Maori Party MP Hone Harawira says everyone is in "a tizz" about him skipping a European parliamentary delegation meeting to make a 300km dash from Brussels to go sightseeing in Paris.
He said the trip was a breach of Parliamentary protocol but that he had discussed the issues with a European Parliamentary MP and had not "missed anything".
Mr Harawira is now being investigated for the trip. He was leading a three-MP group that travelled to Europe last month for meetings in Brussels and Geneva when he decided on the jaunt.
"How many times in my lifetime am I going to get to Europe? So I thought, 'F*** it, I'm off. I'm off to Paris'," he said yesterday.
Mr Harawira, whose wife, Hilda, accompanied him on the trip, paid for the extra travel himself and said many of the issues that were due to be discussed at the missed meeting had been broached at a dinner the night before.
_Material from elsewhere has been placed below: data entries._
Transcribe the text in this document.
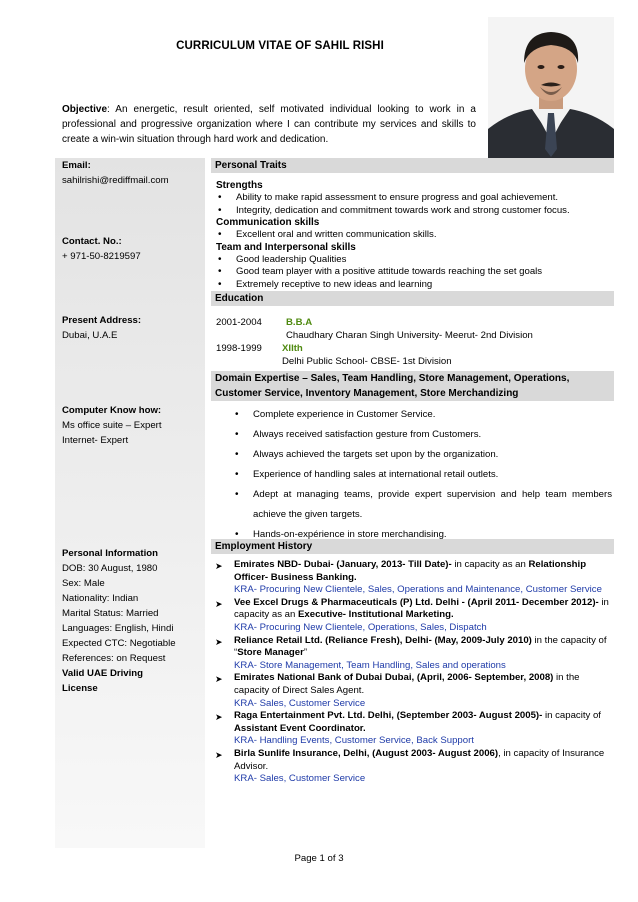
CURRICULUM VITAE OF SAHIL RISHI
Objective: An energetic, result oriented, self motivated individual looking to work in a professional and progressive organization where I can contribute my services and skills to create a win-win situation through hard work and dedication.
Email:
sahilrishi@rediffmail.com
Contact. No.:
+ 971-50-8219597
Present Address:
Dubai, U.A.E
Computer Know how:
Ms office suite – Expert
Internet- Expert
Personal Information
DOB: 30 August, 1980
Sex: Male
Nationality: Indian
Marital Status: Married
Languages: English, Hindi
Expected CTC: Negotiable
References: on Request
Valid UAE Driving
License
Personal Traits
Strengths
• Ability to make rapid assessment to ensure progress and goal achievement.
• Integrity, dedication and commitment towards work and strong customer focus.
Communication skills
• Excellent oral and written communication skills.
Team and Interpersonal skills
• Good leadership Qualities
• Good team player with a positive attitude towards reaching the set goals
• Extremely receptive to new ideas and learning
Education
2001-2004	B.B.A
Chaudhary Charan Singh University- Meerut- 2nd Division
1998-1999	XIIth
Delhi Public School- CBSE- 1st Division
Domain Expertise – Sales, Team Handling, Store Management, Operations, Customer Service, Inventory Management, Store Merchandizing
• Complete experience in Customer Service.
• Always received satisfaction gesture from Customers.
• Always achieved the targets set upon by the organization.
• Experience of handling sales at international retail outlets.
• Adept at managing teams, provide expert supervision and help team members achieve the given targets.
• Hands-on-expérience in store merchandising.
Employment History
➤ Emirates NBD- Dubai- (January, 2013- Till Date)- in capacity as an Relationship Officer- Business Banking.
KRA- Procuring New Clientele, Sales, Operations and Maintenance, Customer Service
➤ Vee Excel Drugs & Pharmaceuticals (P) Ltd. Delhi - (April 2011- December 2012)- in capacity as an Executive- Institutional Marketing.
KRA- Procuring New Clientele, Operations, Sales, Dispatch
➤ Reliance Retail Ltd. (Reliance Fresh), Delhi- (May, 2009-July 2010) in the capacity of “Store Manager”
KRA- Store Management, Team Handling, Sales and operations
➤ Emirates National Bank of Dubai Dubai, (April, 2006- September, 2008) in the capacity of Direct Sales Agent.
KRA- Sales, Customer Service
➤ Raga Entertainment Pvt. Ltd. Delhi, (September 2003- August 2005)- in capacity of Assistant Event Coordinator.
KRA- Handling Events, Customer Service, Back Support
➤ Birla Sunlife Insurance, Delhi, (August 2003- August 2006), in capacity of Insurance Advisor.
KRA- Sales, Customer Service
Page 1 of 3
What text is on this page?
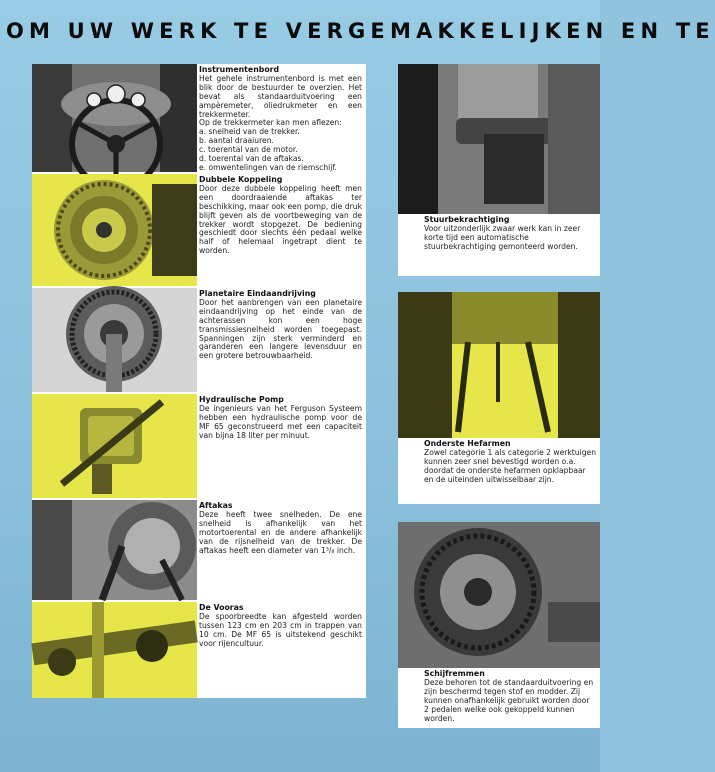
OM UW WERK TE VERGEMAKKELIJKEN EN TE
Instrumentenbord
Het gehele instrumentenbord is met een blik door de bestuurder te overzien. Het bevat als standaarduitvoering een ampèremeter, oliedrukmeter en een trekkermeter.
Op de trekkermeter kan men aflezen:
a. snelheid van de trekker.
b. aantal draaiuren.
c. toerental van de motor.
d. toerental van de aftakas.
e. omwentelingen van de riemschijf.
Dubbele Koppeling
Door deze dubbele koppeling heeft men een doordraaiende aftakas ter beschikking, maar ook een pomp, die druk blijft geven als de voortbeweging van de trekker wordt stopgezet. De bediening geschiedt door slechts één pedaal welke half of helemaal ingetrapt dient te worden.
Planetaire Eindaandrijving
Door het aanbrengen van een planetaire eindaandrijving op het einde van de achterassen kon een hoge transmissiesnelheid worden toegepast. Spanningen zijn sterk verminderd en garanderen een langere levensduur en een grotere betrouwbaarheid.
Hydraulische Pomp
De ingenieurs van het Ferguson Systeem hebben een hydraulische pomp voor de MF 65 geconstrueerd met een capaciteit van bijna 18 liter per minuut.
Aftakas
Deze heeft twee snelheden. De ene snelheid is afhankelijk van het motortoerental en de andere afhankelijk van de rijsnelheid van de trekker. De aftakas heeft een diameter van 1³/₈ inch.
De Vooras
De spoorbreedte kan afgesteld worden tussen 123 cm en 203 cm in trappen van 10 cm. De MF 65 is uitstekend geschikt voor rijencultuur.
Stuurbekrachtiging
Voor uitzonderlijk zwaar werk kan in zeer korte tijd een automatische stuurbekrachtiging gemonteerd worden.
Onderste Hefarmen
Zowel categorie 1 als categorie 2 werktuigen kunnen zeer snel bevestigd worden o.a. doordat de onderste hefarmen opklapbaar en de uiteinden uitwisselbaar zijn.
Schijfremmen
Deze behoren tot de standaarduitvoering en zijn beschermd tegen stof en modder. Zij kunnen onafhankelijk gebruikt worden door 2 pedalen welke ook gekoppeld kunnen worden.
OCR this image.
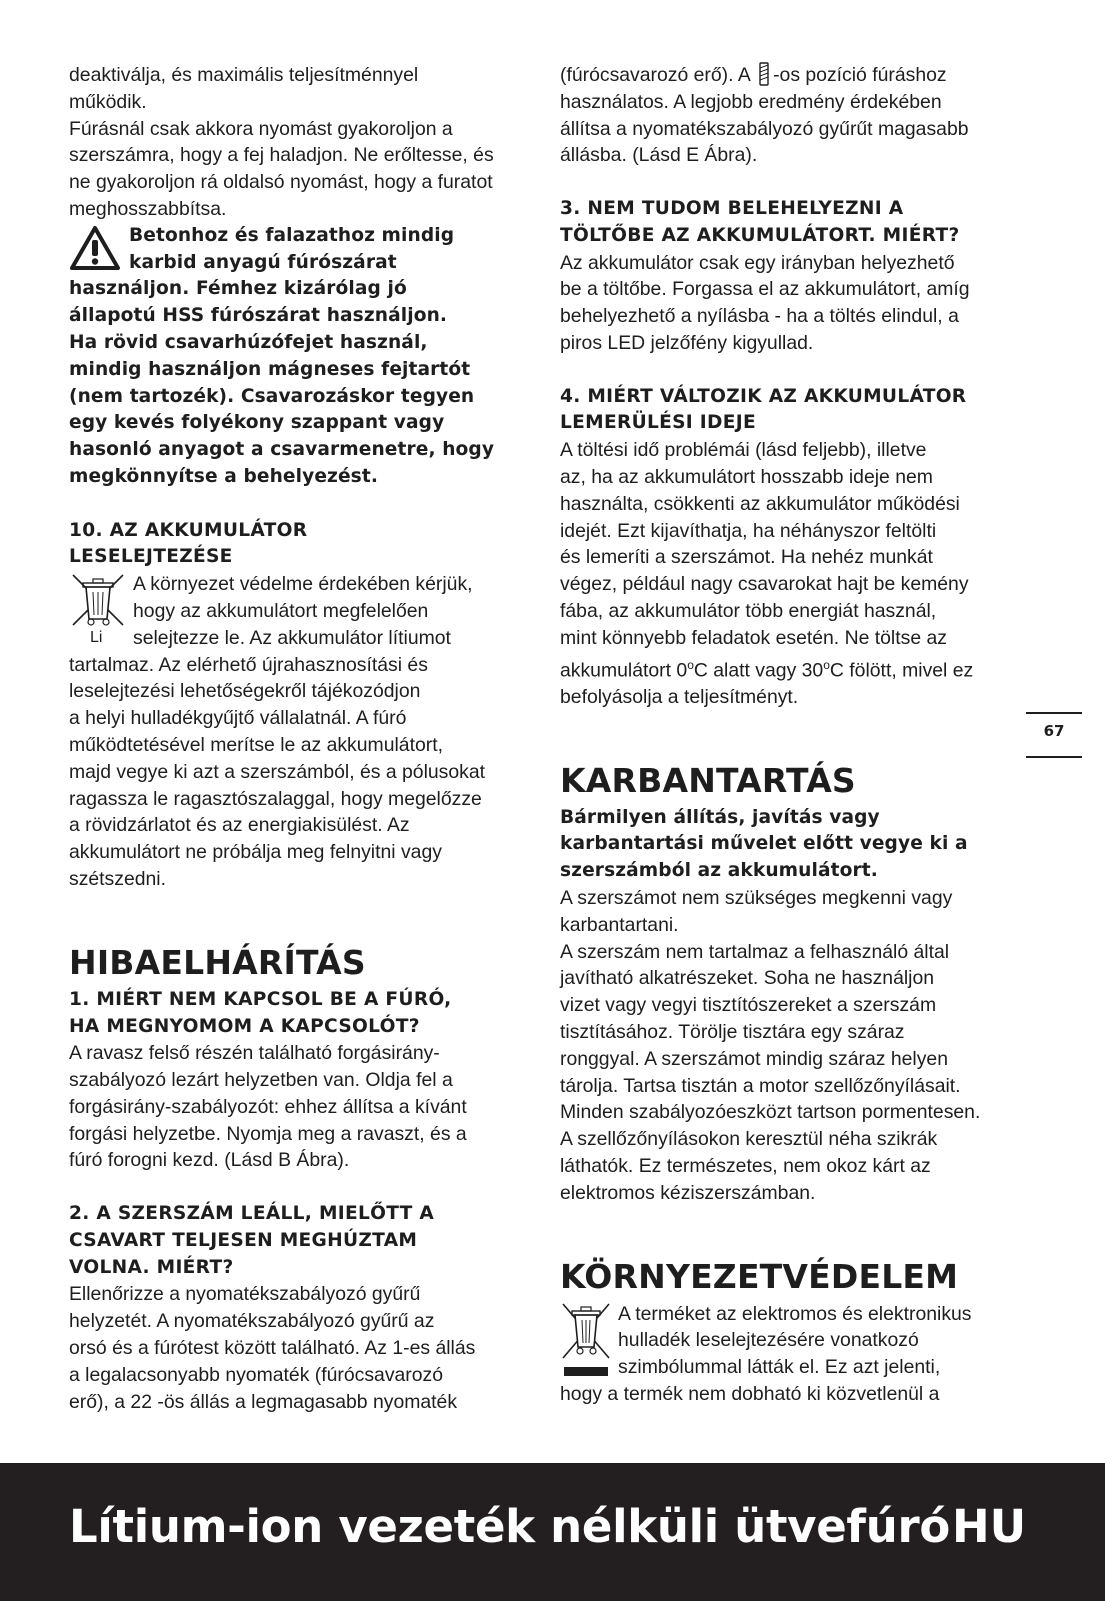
deaktiválja, és maximális teljesítménnyel

működik.

Fúrásnál csak akkora nyomást gyakoroljon a

szerszámra, hogy a fej haladjon. Ne erőltesse, és

ne gyakoroljon rá oldalsó nyomást, hogy a furatot

meghosszabbítsa.

Betonhoz és falazathoz mindig

karbid anyagú fúrószárat

használjon. Fémhez kizárólag jó

állapotú HSS fúrószárat használjon.

Ha rövid csavarhúzófejet használ,

mindig használjon mágneses fejtartót

(nem tartozék). Csavarozáskor tegyen

egy kevés folyékony szappant vagy

hasonló anyagot a csavarmenetre, hogy

megkönnyítse a behelyezést.

10. AZ AKKUMULÁTOR

LESELEJTEZÉSE

Li

A környezet védelme érdekében kérjük,

hogy az akkumulátort megfelelően

selejtezze le. Az akkumulátor lítiumot

tartalmaz. Az elérhető újrahasznosítási és

leselejtezési lehetőségekről tájékozódjon

a helyi hulladékgyűjtő vállalatnál. A fúró

működtetésével merítse le az akkumulátort,

majd vegye ki azt a szerszámból, és a pólusokat

ragassza le ragasztószalaggal, hogy megelőzze

a rövidzárlatot és az energiakisülést. Az

akkumulátort ne próbálja meg felnyitni vagy

szétszedni.

HIBAELHÁRÍTÁS

1. MIÉRT NEM KAPCSOL BE A FÚRÓ,

HA MEGNYOMOM A KAPCSOLÓT?

A ravasz felső részén található forgásirány-

szabályozó lezárt helyzetben van. Oldja fel a

forgásirány-szabályozót: ehhez állítsa a kívánt

forgási helyzetbe. Nyomja meg a ravaszt, és a

fúró forogni kezd. (Lásd B Ábra).

2. A SZERSZÁM LEÁLL, MIELŐTT A

CSAVART TELJESEN MEGHÚZTAM

VOLNA. MIÉRT?

Ellenőrizze a nyomatékszabályozó gyűrű

helyzetét. A nyomatékszabályozó gyűrű az

orsó és a fúrótest között található. Az 1-es állás

a legalacsonyabb nyomaték (fúrócsavarozó

erő), a 22 -ös állás a legmagasabb nyomaték

(fúrócsavarozó erő). A -os pozíció fúráshoz

használatos. A legjobb eredmény érdekében

állítsa a nyomatékszabályozó gyűrűt magasabb

állásba. (Lásd E Ábra).

3. NEM TUDOM BELEHELYEZNI A

TÖLTŐBE AZ AKKUMULÁTORT. MIÉRT?

Az akkumulátor csak egy irányban helyezhető

be a töltőbe. Forgassa el az akkumulátort, amíg

behelyezhető a nyílásba - ha a töltés elindul, a

piros LED jelzőfény kigyullad.

4. MIÉRT VÁLTOZIK AZ AKKUMULÁTOR

LEMERÜLÉSI IDEJE

A töltési idő problémái (lásd feljebb), illetve

az, ha az akkumulátort hosszabb ideje nem

használta, csökkenti az akkumulátor működési

idejét. Ezt kijavíthatja, ha néhányszor feltölti

és lemeríti a szerszámot. Ha nehéz munkát

végez, például nagy csavarokat hajt be kemény

fába, az akkumulátor több energiát használ,

mint könnyebb feladatok esetén. Ne töltse az

akkumulátort 0$^o$C alatt vagy 30$^o$C fölött, mivel ez

befolyásolja a teljesítményt.

KARBANTARTÁS

Bármilyen állítás, javítás vagy

karbantartási művelet előtt vegye ki a

szerszámból az akkumulátort.

A szerszámot nem szükséges megkenni vagy

karbantartani.

A szerszám nem tartalmaz a felhasználó által

javítható alkatrészeket. Soha ne használjon

vizet vagy vegyi tisztítószereket a szerszám

tisztításához. Törölje tisztára egy száraz

ronggyal. A szerszámot mindig száraz helyen

tárolja. Tartsa tisztán a motor szellőzőnyílásait.

Minden szabályozóeszközt tartson pormentesen.

A szellőzőnyílásokon keresztül néha szikrák

láthatók. Ez természetes, nem okoz kárt az

elektromos kéziszerszámban.

KÖRNYEZETVÉDELEM

A terméket az elektromos és elektronikus

hulladék leselejtezésére vonatkozó

szimbólummal látták el. Ez azt jelenti,

hogy a termék nem dobható ki közvetlenül a

67
Lítium-ion vezeték nélküli ütvefúró HU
He had asked European Parliament MP Mara Bizzotto - who chaired the delegation for relations with Australia and New Zealand - if he could skip the meeting "and she was cool with it".
"We had dinner with her the night before.
"I said to her, 'Look, I'll introduce you to some All Blacks when you come down to Aotearoa', and she really liked that bit."
In a statement released today, Mr Harawira said of the invitation: "She positively glowed with happiness at the thought, so after all the speeches were over I did the honourable thing and closed the evening with a haka which brought the house down."
He said he also met with a European MP from Finland to discuss the similarities between the Saami people and Maori, and made tentative arrangements for a future visit to Finland to see how the Saami parliament was run.
In a Q & A media release, Mr Harawira asked himself if he enjoyed the trip. "Hell yes," he replied.
He said he had not been given any "flak" from party leaders and has had no negative feedback from constituents.
"In fact one Pakeha lady stopped me to say she loved my article about the Paris trip and said she could picture the places I talked about as I described them. The only adverse comments I've had are from the press."
National MP Katrina Shanks and Labour MP Rajen Prasad were in Europe with Mr Harawira, and Ms Shanks was left to chair the meeting, and later to report on it.
The meeting discussed relations between the EU and New Zealand, family and youth policies and multiculturalism.
It is not the first time the MP for Te Tai Tokerau has mixed pleasure with business while overseas.
In 2007, he was ordered to pay back $1100 - half the price of his business-class flights - after leaving half way through a four-day select committee trip to Melbourne, to visit Aboriginal groups in Alice Springs.
A Parliamentary Service spokesman yesterday said the Office of the Clerk was looking into Mr Harawira's Paris trip and it was possible he could be asked to repay a portion of his travel costs if he had missed official business.
But Mr Harawira was yesterday unrepentant. "I accept it was outside the boundaries, but I don't feel uncomfortable with it."
He said he told Ms Shanks before going to Paris, but had not spoken to Dr Prasad until his return.
"He [Dr Prasad] had a laugh and said, 'Well, what goes on tour stays on tour'."
Mr Harawira effectively dobbed himself in by writing about the Paris trip in his column in the Kaitaia-based Northland Age newspaper.
In it, he describes the Louvre as "the museum made famous by Dan Brown's Da Vinci Code" and tells why he and his wife went to only the second level of the Eiffel Tower: "Too many people, not enough time, but high enough to see the grandeur of a beautiful city."
Yesterday, he said he was not the kind to keep such things hidden and readers of his column told him they loved the piece.